I’m starting to think the guy that gave me directions to the train station was just talking to someone on his Bluetooth.
“You the bomb” “No you the bomb”….- A compliment in America.An argument in the Middle East.
Girls take a picture of their legs in a bubble bath and say “guess where I am”
The library?
Dog tried taking me for a run. I wasn’t having it. I made her drag me the whole time.
CIA DIRECTOR: if u take this deep undercover assignment, u will have to give up ur own name forever
STUART GIGGLEDICK: not an issue, sir
ME: What are you in for?
CELLMATE: Money laundering.
ME: *lights a cig and takes a long drag* Always check your pockets before washing your clothes.
Groundhog is like regular hog except it’s easier to make burgers out of it.
CEO: It’s got wheels
Inventor: It’s the best we could do
CEO: You had 30 yrs
I:
CEO: Put “may not hover” on the box and get out of my sight
[At Vision Center]
Receptionist: Which Doctor would you like to see?
Me: I’d like to be able to see all of them. That’s why I’m here.
I saw you checking me out.
Cashier: Literally my job, sir.
[planning heist]
LEADER: we can kill the alarm, but how do we get through the concrete wall?

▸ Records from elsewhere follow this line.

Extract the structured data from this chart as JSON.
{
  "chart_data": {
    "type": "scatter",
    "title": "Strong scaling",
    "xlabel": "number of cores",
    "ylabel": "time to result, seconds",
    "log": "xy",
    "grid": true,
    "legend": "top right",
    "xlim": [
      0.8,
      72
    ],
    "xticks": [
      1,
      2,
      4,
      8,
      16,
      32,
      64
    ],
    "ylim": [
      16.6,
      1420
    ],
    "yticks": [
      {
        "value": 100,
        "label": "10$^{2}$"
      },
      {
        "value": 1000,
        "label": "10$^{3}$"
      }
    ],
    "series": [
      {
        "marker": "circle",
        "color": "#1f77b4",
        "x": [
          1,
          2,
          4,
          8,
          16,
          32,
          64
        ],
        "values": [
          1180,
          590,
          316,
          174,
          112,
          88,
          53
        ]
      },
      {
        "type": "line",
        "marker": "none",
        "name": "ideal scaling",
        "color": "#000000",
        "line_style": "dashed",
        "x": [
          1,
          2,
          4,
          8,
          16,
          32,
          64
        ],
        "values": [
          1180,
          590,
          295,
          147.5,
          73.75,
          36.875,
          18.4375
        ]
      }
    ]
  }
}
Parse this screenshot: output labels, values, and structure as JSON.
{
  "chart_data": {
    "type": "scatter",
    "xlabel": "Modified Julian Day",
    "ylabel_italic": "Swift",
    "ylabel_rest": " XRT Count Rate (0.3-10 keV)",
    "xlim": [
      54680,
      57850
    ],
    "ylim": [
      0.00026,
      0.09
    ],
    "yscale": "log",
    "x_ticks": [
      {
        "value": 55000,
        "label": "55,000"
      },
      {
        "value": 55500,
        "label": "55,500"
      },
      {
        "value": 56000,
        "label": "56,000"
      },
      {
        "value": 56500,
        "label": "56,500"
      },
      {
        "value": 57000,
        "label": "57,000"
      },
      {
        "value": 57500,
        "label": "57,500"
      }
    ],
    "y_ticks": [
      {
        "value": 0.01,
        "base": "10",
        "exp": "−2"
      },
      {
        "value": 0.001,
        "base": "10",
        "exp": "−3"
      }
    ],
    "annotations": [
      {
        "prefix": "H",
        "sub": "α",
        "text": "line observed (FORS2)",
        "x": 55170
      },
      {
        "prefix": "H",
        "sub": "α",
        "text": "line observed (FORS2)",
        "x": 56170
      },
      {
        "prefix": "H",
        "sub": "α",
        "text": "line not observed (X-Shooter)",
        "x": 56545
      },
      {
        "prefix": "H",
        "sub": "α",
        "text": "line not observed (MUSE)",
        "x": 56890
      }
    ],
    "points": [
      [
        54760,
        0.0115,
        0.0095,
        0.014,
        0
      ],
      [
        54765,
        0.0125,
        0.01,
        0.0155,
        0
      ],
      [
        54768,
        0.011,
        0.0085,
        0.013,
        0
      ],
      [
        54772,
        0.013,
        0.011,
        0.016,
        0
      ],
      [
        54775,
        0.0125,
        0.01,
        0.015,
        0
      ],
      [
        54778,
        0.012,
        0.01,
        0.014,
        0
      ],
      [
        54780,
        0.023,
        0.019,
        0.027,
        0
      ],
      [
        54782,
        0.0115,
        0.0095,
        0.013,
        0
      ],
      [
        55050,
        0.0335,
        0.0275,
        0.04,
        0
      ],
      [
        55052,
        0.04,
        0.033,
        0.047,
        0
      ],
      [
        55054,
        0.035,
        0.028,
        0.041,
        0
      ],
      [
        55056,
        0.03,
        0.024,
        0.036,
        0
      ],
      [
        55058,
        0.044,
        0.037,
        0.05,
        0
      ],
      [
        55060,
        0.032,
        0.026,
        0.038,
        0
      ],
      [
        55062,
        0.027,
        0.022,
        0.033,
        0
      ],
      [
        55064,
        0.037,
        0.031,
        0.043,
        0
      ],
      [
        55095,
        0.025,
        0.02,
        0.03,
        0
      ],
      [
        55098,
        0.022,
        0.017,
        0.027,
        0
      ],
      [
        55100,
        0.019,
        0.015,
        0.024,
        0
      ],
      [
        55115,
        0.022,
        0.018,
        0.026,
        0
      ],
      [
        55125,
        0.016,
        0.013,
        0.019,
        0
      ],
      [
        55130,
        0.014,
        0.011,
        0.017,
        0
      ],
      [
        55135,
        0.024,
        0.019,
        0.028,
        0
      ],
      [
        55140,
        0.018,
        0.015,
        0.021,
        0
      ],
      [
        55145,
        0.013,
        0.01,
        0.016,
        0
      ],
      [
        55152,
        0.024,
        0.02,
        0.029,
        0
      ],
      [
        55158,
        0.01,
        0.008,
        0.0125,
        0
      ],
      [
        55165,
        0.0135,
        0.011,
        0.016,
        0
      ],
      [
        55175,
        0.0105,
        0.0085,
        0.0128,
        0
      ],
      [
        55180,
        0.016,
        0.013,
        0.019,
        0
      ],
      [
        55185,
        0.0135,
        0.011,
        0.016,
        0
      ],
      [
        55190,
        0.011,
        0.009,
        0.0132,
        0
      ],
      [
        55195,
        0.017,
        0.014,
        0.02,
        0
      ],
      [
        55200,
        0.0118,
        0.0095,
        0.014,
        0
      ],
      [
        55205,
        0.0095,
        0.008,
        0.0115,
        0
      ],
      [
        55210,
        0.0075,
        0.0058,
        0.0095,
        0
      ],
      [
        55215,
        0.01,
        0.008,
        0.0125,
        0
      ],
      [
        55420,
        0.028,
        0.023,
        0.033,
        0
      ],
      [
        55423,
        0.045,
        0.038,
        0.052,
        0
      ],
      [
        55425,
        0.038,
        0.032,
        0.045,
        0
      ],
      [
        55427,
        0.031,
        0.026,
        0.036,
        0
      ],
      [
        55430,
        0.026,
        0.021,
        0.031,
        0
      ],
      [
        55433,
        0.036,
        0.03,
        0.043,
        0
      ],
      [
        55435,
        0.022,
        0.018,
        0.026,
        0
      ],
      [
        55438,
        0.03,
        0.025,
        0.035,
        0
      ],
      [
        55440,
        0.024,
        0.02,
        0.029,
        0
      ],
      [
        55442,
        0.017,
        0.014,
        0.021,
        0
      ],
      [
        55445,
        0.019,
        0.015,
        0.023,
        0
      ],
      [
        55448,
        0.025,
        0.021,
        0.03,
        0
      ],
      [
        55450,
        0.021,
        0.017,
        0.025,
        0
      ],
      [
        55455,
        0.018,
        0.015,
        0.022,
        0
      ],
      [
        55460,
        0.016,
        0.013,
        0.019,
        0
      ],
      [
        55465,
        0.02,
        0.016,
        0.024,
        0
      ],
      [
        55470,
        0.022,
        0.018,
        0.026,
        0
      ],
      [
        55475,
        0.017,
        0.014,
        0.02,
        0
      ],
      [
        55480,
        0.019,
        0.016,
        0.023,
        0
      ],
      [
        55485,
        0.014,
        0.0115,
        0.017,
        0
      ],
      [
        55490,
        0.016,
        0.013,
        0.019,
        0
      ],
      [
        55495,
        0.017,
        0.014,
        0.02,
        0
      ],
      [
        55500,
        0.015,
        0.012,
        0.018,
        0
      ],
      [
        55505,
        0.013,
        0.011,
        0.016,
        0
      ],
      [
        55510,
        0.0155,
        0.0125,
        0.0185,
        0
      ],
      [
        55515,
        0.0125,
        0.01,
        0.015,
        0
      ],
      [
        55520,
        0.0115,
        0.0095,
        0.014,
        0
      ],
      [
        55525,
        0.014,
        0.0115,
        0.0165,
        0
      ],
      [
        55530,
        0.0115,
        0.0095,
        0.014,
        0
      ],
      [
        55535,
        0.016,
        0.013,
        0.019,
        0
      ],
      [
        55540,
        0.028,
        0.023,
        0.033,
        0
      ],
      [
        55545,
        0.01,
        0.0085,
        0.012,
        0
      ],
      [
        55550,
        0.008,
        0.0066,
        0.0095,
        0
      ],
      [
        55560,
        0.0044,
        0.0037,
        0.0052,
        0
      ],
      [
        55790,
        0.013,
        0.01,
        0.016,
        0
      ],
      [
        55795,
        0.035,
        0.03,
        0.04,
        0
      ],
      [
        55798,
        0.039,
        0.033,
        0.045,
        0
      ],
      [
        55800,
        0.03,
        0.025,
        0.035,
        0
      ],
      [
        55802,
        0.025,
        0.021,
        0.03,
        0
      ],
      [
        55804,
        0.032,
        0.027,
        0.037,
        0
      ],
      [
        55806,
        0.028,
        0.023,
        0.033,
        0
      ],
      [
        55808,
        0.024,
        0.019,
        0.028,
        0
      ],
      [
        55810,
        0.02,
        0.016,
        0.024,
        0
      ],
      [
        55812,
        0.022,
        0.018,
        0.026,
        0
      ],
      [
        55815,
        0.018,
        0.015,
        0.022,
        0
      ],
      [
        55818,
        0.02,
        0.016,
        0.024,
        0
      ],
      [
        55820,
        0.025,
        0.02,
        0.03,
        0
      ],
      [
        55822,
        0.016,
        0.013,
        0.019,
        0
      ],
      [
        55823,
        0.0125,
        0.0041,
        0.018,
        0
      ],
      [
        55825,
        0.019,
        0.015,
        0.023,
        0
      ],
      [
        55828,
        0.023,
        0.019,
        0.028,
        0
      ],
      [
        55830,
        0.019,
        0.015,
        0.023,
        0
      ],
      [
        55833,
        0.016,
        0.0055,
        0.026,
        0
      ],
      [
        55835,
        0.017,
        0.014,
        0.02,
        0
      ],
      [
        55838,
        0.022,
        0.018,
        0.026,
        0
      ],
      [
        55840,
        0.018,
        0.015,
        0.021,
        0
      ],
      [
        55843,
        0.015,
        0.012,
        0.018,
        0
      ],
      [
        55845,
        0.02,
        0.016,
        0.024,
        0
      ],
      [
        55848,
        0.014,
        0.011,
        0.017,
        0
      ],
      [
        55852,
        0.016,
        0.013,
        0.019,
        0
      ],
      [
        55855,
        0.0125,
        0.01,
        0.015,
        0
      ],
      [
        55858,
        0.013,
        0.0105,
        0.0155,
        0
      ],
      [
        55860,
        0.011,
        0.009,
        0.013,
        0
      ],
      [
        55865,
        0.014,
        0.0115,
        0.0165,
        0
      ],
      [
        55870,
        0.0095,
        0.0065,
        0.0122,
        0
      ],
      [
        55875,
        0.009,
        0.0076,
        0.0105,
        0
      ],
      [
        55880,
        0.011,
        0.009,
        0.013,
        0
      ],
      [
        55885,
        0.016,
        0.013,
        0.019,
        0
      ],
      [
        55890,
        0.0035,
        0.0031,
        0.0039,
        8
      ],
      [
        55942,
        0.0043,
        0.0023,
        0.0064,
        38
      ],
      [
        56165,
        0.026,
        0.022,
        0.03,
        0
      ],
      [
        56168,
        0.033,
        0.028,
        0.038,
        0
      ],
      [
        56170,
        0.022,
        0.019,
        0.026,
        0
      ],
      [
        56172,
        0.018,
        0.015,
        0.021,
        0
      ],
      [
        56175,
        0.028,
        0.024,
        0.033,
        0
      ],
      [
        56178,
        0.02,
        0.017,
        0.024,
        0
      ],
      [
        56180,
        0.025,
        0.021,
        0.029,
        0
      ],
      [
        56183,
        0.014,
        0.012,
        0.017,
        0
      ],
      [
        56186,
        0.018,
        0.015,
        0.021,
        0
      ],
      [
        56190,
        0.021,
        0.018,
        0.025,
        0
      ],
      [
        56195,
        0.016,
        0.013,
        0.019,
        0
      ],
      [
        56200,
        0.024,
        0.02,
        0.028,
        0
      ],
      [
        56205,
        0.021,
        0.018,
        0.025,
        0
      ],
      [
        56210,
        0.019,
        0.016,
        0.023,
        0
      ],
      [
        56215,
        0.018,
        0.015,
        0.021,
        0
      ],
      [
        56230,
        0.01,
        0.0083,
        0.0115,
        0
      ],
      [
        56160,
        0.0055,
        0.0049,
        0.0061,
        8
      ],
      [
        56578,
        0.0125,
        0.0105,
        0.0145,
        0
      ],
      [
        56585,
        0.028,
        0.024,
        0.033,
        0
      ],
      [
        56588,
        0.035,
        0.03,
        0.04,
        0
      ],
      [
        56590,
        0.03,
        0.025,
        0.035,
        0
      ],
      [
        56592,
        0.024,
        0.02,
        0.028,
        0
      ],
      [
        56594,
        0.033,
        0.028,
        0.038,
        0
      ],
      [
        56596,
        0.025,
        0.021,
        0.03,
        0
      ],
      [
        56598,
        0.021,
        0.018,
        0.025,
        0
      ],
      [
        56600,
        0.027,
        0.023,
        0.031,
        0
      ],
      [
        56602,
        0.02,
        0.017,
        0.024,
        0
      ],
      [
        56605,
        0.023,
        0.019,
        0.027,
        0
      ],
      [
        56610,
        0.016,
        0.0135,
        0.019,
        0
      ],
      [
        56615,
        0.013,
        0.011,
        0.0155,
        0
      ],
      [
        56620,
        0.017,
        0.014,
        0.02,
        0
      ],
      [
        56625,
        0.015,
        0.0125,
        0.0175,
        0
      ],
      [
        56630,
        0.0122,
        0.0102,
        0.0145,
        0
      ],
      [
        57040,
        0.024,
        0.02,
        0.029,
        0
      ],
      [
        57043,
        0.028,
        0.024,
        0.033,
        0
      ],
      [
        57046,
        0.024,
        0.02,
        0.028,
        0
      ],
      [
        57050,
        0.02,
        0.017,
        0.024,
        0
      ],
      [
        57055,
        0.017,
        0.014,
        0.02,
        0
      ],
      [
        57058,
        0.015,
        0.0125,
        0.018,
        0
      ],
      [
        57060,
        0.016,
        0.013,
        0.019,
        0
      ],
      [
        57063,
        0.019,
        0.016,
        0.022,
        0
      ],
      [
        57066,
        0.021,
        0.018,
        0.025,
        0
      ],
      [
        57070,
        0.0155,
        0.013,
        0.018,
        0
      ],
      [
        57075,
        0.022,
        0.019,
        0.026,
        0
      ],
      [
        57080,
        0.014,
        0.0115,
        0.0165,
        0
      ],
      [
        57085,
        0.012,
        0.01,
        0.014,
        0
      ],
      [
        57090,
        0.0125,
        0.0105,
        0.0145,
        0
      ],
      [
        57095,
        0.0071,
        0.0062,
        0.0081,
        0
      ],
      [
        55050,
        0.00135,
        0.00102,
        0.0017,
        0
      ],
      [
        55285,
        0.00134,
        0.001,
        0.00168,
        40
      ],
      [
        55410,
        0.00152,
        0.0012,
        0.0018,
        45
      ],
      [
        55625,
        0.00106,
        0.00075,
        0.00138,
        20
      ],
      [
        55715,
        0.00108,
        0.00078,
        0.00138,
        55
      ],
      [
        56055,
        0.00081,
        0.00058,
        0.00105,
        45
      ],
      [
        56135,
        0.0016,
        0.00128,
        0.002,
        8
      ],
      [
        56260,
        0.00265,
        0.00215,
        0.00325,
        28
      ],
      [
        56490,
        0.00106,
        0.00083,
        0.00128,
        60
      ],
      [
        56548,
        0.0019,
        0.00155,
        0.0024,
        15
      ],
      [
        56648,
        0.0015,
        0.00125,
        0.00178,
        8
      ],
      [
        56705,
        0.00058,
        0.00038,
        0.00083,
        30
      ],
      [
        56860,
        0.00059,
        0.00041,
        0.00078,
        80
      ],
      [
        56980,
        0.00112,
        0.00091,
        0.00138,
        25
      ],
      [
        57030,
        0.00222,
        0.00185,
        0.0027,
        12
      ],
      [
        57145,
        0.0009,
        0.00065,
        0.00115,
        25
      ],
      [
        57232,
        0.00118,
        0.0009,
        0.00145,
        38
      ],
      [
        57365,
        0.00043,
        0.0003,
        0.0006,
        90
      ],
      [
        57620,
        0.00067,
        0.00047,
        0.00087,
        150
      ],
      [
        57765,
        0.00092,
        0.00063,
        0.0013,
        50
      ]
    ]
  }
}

*everyone turns to look at the kool-aid man*
**marked safe from the loose thread I thought was a spider**
HIM: My new girlfriend’s name is “Bella”. That means “Beautiful” in Italian.
ME: It also means “War” in Latin…so good luck with that.
I’m Scottish and Irish, so when I asked my grandparents for stories they’d just tell me about various family feuds.
No one is as glued to any piece of reading material as a parent counting down the songs in the program of a really boring school concert.
Remember folks, the camera adds ten pounds – unless you’re good at selfie angles like me, in which case it subtracts 30 *wink
date: what do you do for a living?
me: i make trojan horses
date: that’s not what i’d expect
me: yah that’s the idea
I cannot imagine being as bored as the first person to poach an egg
Me: so I’ve been a little unclear regarding everything you’ve asked me to do since Monday
Boss: Jesus
Me: let me finish. In February. 2011.
“did I catch you at a bad time?”
– yeah, I’m awake and I’m sober
I have started a band called Free Beer.
When people see our sign ‘Free Beer Tomorrow at 9PM’ I’m sure everyone is going to be there.
I’m biased: I have four buttocks.
A thief has removed all the motorway signs in Yorkshire. Police are currently trying to find Leeds.
I’m so proud of two weeks ago me for anticipating I would want a ripe avocado today
If you trip over nunchucks in the bathroom, you probably have kids.
Or a really crappy ninja is hiding in your shower.
Goth karate is easy because you already start off with a black belt.
I treat people the way I would like to be treated and that is why I will never give you driving directions that start with Go east.